Riascolto – contemplo l’evento

La Resurrezione di Cristo si inscrive in questa storia unica, ne è parte viva, comincia già fin d’ora a fermentare il mondo e a spingerlo verso le mete ultime del suo compimento escatologico.

La Resurrezione di Cristo apre dunque il tempo della speranza che vive di questa tensione tra l’anticipazione già verificatasi in Cristo risorto e la realizzazione piena che ci attende.

É il tempo della Chiesa, che testimonia il Regno che viene. Una Chiesa solidamente radicata nel passato e insieme tutta protesa al futuro, tutta in attesa operante, tutta carica di speranza, la speranza che guida e stimola il suo impatto sulle realtà terrene. Non un Chiesa chiusa nel suo «splendido isolamento», aliena dal doloroso fermentare della società e dell’uomo, ma una Chiesa in posizione pionieristica nell’avanzare verso il futuro di tutto il genere umano.

Una Chiesa che vive nell’oggi-qui la sua fede, speranza carità, in una creatività geniale e sempre nuova, perché sa che il mistero dell’incarnazione è un mistero pasquale, che deve far passare da morte a vita ogni realtà e attività umana, liberandole da tutto ciò che è male e portandole alla loro pienezza nel Cristo.

E questo è vero! E’ vero! Però quello che mi frena di fronte a Dio non è la bellezza di questa prospettiva della storia, è la paura dell’illusione.  Non che nella vita abbia avuto particolari delusioni, anche perché sono stato educato a non farmi particolari illusioni. Ma quello che Dio mi propone, quello che Gesù di Nazareth mi rivela è “troppo” bello!  Io difficilmente riesco andare oltre il mio naso. E come posso fidarmi quando gli elementi in mio possesso sono così lontani dal mio quotidiano?! Come posso fondare la mia vita unicamente sulla testimonianza di alcuni da cui sono separato da 2000 anni!?

EIRENE

“PACE a voi”, annuncia il Risorto ai suoi. Originariamente il termine eirene  è inteso solo come interruzione dell’eterno stato di guerra.
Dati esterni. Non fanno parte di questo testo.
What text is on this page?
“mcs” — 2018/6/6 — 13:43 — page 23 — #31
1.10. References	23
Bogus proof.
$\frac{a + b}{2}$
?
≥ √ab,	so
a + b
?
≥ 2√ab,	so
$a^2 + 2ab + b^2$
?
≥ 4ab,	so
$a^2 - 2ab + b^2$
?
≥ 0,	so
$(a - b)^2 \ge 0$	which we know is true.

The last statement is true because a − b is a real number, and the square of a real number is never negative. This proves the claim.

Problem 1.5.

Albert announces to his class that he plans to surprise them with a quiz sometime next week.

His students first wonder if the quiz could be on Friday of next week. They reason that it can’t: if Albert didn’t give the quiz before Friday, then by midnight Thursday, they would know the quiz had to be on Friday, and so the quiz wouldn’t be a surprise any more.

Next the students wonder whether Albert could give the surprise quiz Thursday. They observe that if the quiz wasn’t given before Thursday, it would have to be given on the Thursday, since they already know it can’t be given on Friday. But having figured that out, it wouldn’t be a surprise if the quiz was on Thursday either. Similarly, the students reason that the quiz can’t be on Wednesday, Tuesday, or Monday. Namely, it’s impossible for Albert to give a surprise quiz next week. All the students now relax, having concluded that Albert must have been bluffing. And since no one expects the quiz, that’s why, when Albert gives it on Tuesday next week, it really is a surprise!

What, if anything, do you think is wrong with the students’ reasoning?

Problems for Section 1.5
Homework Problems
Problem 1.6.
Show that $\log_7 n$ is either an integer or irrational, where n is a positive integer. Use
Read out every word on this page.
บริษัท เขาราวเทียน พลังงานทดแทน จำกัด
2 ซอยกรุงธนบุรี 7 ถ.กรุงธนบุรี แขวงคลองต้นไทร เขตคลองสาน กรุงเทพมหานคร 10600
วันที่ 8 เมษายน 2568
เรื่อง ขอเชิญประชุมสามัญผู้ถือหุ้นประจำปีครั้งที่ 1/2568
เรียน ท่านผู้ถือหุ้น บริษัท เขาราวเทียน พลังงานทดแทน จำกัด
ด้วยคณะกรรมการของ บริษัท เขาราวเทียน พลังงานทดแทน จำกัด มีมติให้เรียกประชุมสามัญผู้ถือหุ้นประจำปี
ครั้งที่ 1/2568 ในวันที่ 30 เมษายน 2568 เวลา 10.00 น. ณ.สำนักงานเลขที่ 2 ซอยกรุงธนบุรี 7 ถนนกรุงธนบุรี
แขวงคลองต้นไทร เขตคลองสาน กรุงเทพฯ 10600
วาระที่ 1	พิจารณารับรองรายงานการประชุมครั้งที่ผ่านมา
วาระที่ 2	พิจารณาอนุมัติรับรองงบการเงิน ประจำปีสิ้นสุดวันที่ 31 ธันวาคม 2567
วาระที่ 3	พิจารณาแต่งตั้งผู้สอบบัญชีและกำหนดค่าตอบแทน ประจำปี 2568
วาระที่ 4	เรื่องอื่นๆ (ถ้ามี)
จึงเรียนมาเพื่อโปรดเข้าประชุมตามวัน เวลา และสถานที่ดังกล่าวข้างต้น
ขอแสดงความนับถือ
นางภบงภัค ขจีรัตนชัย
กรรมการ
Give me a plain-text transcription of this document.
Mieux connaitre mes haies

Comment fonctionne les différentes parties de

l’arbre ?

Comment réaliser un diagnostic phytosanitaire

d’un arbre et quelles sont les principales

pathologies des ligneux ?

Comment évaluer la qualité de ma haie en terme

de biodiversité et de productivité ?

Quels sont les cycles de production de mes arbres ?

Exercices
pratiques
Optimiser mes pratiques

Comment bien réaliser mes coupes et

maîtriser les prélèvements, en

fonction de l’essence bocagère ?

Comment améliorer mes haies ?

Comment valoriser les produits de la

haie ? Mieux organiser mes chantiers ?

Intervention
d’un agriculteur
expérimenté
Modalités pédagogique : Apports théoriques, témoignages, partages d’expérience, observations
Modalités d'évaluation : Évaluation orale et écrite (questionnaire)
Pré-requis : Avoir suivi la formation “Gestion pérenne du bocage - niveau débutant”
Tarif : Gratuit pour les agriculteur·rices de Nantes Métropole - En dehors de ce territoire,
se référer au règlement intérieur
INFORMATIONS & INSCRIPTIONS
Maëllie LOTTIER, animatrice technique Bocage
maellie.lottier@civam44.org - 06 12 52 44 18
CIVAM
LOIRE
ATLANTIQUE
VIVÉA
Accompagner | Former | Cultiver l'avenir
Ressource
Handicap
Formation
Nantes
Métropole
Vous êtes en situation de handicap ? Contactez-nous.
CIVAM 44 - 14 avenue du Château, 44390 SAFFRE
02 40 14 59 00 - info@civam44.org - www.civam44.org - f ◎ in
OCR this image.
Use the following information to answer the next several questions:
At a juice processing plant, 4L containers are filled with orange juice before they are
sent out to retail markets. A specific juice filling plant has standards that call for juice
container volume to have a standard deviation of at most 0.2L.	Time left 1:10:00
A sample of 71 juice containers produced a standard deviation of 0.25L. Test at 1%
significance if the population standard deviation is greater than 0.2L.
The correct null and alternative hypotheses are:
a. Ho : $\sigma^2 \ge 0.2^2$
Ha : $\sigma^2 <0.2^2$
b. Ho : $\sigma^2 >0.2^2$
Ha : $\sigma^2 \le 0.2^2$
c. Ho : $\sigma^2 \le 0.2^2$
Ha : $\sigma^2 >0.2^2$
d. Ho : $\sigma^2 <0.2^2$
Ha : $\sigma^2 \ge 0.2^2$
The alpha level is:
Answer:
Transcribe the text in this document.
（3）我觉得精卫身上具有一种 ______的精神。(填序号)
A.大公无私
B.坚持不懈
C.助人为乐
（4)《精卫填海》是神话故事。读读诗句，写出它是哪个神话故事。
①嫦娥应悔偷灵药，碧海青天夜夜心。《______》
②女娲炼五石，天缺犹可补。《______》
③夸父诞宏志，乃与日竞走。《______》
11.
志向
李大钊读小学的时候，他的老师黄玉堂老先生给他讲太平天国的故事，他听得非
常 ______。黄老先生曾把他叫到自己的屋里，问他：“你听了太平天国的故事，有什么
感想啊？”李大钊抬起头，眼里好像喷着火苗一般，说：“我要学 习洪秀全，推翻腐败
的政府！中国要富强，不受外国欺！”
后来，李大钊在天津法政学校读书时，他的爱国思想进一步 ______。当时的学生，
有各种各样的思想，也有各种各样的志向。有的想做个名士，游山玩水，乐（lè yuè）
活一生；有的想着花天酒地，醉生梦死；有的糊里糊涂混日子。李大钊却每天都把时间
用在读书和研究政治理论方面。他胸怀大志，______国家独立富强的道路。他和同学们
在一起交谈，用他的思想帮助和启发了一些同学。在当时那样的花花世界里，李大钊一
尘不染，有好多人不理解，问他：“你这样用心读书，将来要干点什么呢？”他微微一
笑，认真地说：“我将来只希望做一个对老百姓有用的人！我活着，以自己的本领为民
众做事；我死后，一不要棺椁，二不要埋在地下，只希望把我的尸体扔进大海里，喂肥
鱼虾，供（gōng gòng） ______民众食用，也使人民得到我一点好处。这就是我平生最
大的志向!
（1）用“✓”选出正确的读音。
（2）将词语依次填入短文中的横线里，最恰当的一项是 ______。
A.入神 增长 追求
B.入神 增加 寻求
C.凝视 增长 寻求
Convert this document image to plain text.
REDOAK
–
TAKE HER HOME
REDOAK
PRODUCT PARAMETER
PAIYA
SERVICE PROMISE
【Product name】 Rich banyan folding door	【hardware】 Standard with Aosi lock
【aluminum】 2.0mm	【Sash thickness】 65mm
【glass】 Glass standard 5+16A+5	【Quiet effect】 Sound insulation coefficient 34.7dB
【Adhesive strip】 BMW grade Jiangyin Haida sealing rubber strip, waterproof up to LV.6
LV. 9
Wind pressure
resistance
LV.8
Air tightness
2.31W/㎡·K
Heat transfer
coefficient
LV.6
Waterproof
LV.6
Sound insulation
Nell’ A.T. (shalom) è sempre colto come un dono di Jahvè. Solo rarissimamente ha riferimento con la guerra; assume il significato generico di “benessere”, l’opposto di “male”; designa il benessere complessivo dell’uomo e sempre più in una prospettiva escatologica. Dal punto di vista del contenuto, nel N.T. sono possibili tre interpretazioni: 1] come sensazione di pace e tranquillità d’animo; 2] come condizione di chi è pacificato con Dio; 3] come “stato di salute” dell’uomo intero, in sostanza come concetto escatologico. La terza costituisce il fondamento di tutte le altre. Nell’annuncio della “pace” (“in terra” agli inizi, “a voi” a Pasqua) si vuole rimarcare che tutto quanto è caratteristica di Dio ora diventa anche caratteristica dell’uomo; lo “stato di Risorto”, le energie della risurrezione ora vengono comunicate, condivise con i discepoli: veramente la “mia pace” è diversa dalla “pace”!